Costs of care among Medicare patients were similar at teaching vs. nonteaching hospitals

The cost of a hospitalization was higher at a major teaching hospital than a nonteaching hospital, but physician costs and 30-day postacute care costs were lower, according to an analysis of common medical and surgical conditions among Medicare patients.


Medicare patients treated at major teaching hospitals had lower costs at 30 days and similar costs at 90 days compared to those treated at nonteaching hospitals, a recent study found.

Researchers compared total standardized costs at 30 days by hospital teaching status for common conditions and procedures. The cross-sectional study assessed the costs of hospitalizations among Medicare beneficiaries age 65 years and older at teaching and nonteaching hospitals from Jan. 1, 2014, to Nov. 30, 2015, for 15 medical conditions and six surgical procedures. Indirect medical education (IME) payments were not included in the primary analysis because they were designed to help pay for the additional costs associated with teaching. Results were published on June 7 by JAMA Network Open.

The sample included about 1.25 million hospitalizations at 3,064 hospitals (232 [7.6%] major teaching, 837 [27.3%] minor teaching, and 1,995 [65.1%] nonteaching hospitals). Overall, treatment at a major teaching hospital was associated with slightly lower total 30-day adjusted standardized costs ($18,605 vs. $18,793 at minor teaching hospitals and $18,873 at nonteaching hospitals; difference between major and nonteaching hospitals, −$268 [95% CI, −$456 to −$80]; P=0.005). Thirty-day total costs were lower at major teaching hospitals compared with nonteaching hospitals for 12 of 21 conditions and procedures.
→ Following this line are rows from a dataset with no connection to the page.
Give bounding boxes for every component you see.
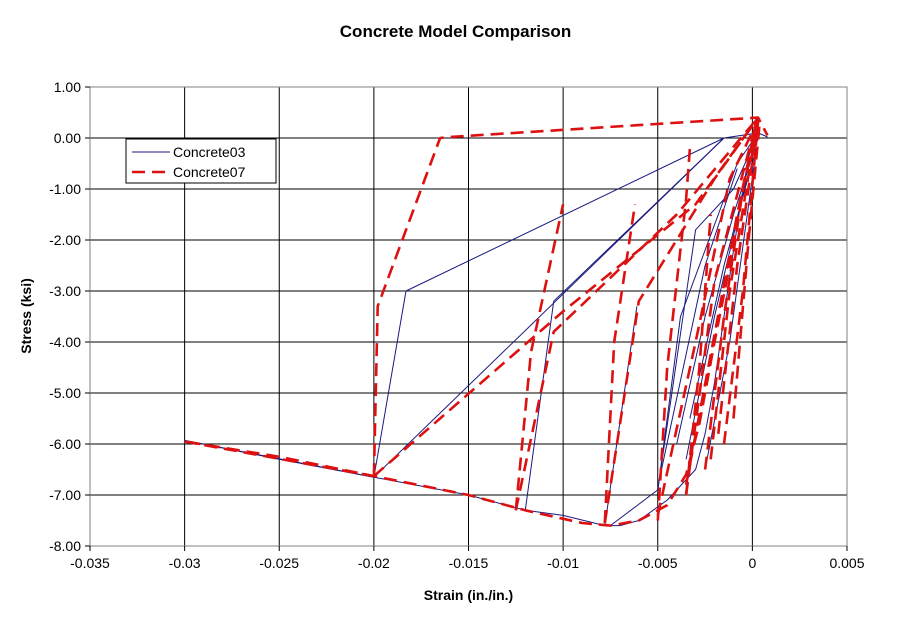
legend-label-concrete07: Concrete07 bbox=[173, 164, 246, 180]
y-tick-label: -1.00 bbox=[49, 181, 81, 197]
x-tick-label: -0.035 bbox=[70, 555, 110, 571]
y-tick-label: -2.00 bbox=[49, 232, 81, 248]
y-tick-label: 0.00 bbox=[54, 130, 81, 146]
x-tick-label: -0.015 bbox=[449, 555, 489, 571]
series-concrete07-line bbox=[184, 117, 760, 527]
series-concrete03-line bbox=[689, 148, 757, 419]
series-concrete03-line bbox=[373, 132, 759, 478]
series-concrete07-line bbox=[656, 148, 692, 521]
series-concrete07-line bbox=[514, 204, 565, 511]
x-tick-label: -0.02 bbox=[358, 555, 390, 571]
series-concrete07-line bbox=[603, 204, 637, 524]
x-tick-label: -0.03 bbox=[169, 555, 201, 571]
series-concrete03-line bbox=[610, 132, 759, 526]
x-tick-label: -0.005 bbox=[638, 555, 678, 571]
series-concrete03-line bbox=[524, 137, 725, 511]
y-tick-label: -8.00 bbox=[49, 538, 81, 554]
series-concrete07-line bbox=[603, 116, 760, 524]
series-concrete07-line bbox=[684, 122, 758, 486]
series-concrete07-line bbox=[184, 440, 375, 478]
series-concrete07-line bbox=[656, 119, 760, 516]
series-concrete03-line bbox=[661, 168, 738, 470]
y-tick-label: -3.00 bbox=[49, 283, 81, 299]
series-concrete07-line bbox=[514, 116, 760, 511]
y-tick-label: 1.00 bbox=[54, 79, 81, 95]
y-tick-label: -4.00 bbox=[49, 334, 81, 350]
x-tick-label: -0.025 bbox=[259, 555, 299, 571]
series-concrete07-line bbox=[722, 120, 760, 445]
chart-title: Concrete Model Comparison bbox=[339, 22, 572, 41]
x-tick-label: -0.01 bbox=[547, 555, 579, 571]
series-concrete07-line bbox=[372, 116, 769, 477]
series-concrete07-line bbox=[373, 116, 760, 478]
y-tick-label: -6.00 bbox=[49, 436, 81, 452]
x-axis-label: Strain (in./in.) bbox=[423, 587, 514, 603]
x-tick-label: 0 bbox=[748, 555, 756, 571]
x-tick-label: 0.005 bbox=[829, 555, 864, 571]
legend-label-concrete03: Concrete03 bbox=[173, 144, 246, 160]
legend-box bbox=[125, 138, 277, 184]
y-tick-label: -7.00 bbox=[49, 487, 81, 503]
series-concrete07-line bbox=[709, 127, 758, 460]
series-concrete07-line bbox=[684, 122, 758, 496]
y-tick-label: -5.00 bbox=[49, 385, 81, 401]
series-concrete07-line bbox=[717, 122, 760, 434]
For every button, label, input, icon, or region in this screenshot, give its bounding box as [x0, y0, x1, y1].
By 90 days, there was no difference in costs by teaching status ($24,982 at major teaching hospitals, $24,959 at minor teaching hospitals, and $25,044 at nonteaching hospitals; P =0.63 for the difference between major and nonteaching).

Treatment at a major teaching hospital was associated with higher spending for the index hospitalization ($8,529 at major, $8,370 at minor, and $8,180 at nonteaching hospitals; P<0.001 for the difference between major and nonteaching), but also with lower physician costs ($677 at major, $725 at minor, and $728 at nonteaching hospitals; P<0.001 for the difference between major and nonteaching). Postacute care costs at 30 days were lowest at major teaching hospitals ($6,015 at major, $6,239 at minor, and $6,260 at nonteaching hospitals; P<0.001 for the difference between major and nonteaching). When including IME payments, which increased Medicare spending by about $1,200 at 30 days, major teaching hospitals had higher total spending at 30 and 90 days.

The study was limited to hospitalizations among Medicare patients, so the results may not be generalizable to other populations, particularly commercially insured patients, the authors noted. In addition, the study did not consider how out-of-pocket spending for patients may differ by hospital teaching status and may have had unmeasured confounders (e.g., differences in coding intensity), they said.

The findings “may seem unexpected given a general consensus that teaching hospitals are more expensive and that the involvement of trainees in patient care is relatively inefficient,” the authors wrote. “This study suggests that although costs are somewhat higher for the initial hospitalization at major teaching hospitals, spending after hospital discharge, particularly on post–acute care services, is generally lower.”